17日に行われた中日対広島、後半戦バンテリンドームナゴヤでの最初の試合で、2番レフト・今季初スタメンの渡辺勝選手が躍動。3回に先制タイムリー、8回にはプロ初ホームランを放ち勝利に貢献した。

 渡辺勝選手は、東海大相模高から東海大へと進んだ野球エリート。だが、2015年育成ドラフト6位でプロの世界に足を踏み入れた後は苦労の日々。

 2017年に支配下登録が確実と言われながらもなれず、翌2018年オフに支配下契約となった。
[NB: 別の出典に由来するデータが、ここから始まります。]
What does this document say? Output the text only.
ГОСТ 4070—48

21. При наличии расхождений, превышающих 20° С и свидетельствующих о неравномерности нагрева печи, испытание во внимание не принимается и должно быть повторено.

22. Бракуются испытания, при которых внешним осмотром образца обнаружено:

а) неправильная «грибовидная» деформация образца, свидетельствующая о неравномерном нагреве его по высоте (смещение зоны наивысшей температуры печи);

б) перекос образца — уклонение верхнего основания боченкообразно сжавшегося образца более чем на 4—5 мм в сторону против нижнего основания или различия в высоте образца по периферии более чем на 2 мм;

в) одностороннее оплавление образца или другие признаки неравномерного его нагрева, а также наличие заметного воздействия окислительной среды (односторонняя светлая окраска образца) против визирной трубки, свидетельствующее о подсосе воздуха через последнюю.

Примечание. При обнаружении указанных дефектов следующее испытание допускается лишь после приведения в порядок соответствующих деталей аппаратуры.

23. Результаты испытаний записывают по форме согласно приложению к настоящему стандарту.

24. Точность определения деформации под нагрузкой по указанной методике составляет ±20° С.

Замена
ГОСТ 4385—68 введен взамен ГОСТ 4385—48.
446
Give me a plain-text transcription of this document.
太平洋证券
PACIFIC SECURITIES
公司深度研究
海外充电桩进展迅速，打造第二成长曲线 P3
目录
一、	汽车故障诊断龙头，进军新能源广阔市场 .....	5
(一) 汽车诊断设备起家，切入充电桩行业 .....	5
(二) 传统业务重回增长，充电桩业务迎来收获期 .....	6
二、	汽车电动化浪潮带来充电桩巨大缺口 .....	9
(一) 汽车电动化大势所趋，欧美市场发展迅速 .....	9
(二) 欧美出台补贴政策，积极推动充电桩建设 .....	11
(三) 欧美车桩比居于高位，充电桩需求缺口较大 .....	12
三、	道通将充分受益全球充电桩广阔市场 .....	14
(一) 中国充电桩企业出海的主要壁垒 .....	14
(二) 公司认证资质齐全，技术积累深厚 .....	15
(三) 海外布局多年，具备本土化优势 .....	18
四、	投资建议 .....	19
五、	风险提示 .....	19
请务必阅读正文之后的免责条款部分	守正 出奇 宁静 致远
その際、渡辺選手は「嬉しい」ではなく「3年もかかり荒川さんに申し訳ない」と話していた。

 恩師の故・荒川博さんは王貞治さんを育てた名将。渡辺選手は中学時代から指導を受ける荒川さんの元で、「木刀で素振り」「名刺で割り箸を切る」といった練習に取り組んできた。支配下登録が決まった時は、荒川さんのお墓に報告をした。

 育成時代、メーカーから提供されるのは支配下選手が使わないようなバットやグローブ。

 それでも育成時代はお金が無いので、自分の本来使用するサイズ・重さでは無いバットを使用し試合に臨む事もしばしばだった。

 10月で28歳になる渡辺選手。この日は、遅咲きの一本足打法の記念すべき一夜となった。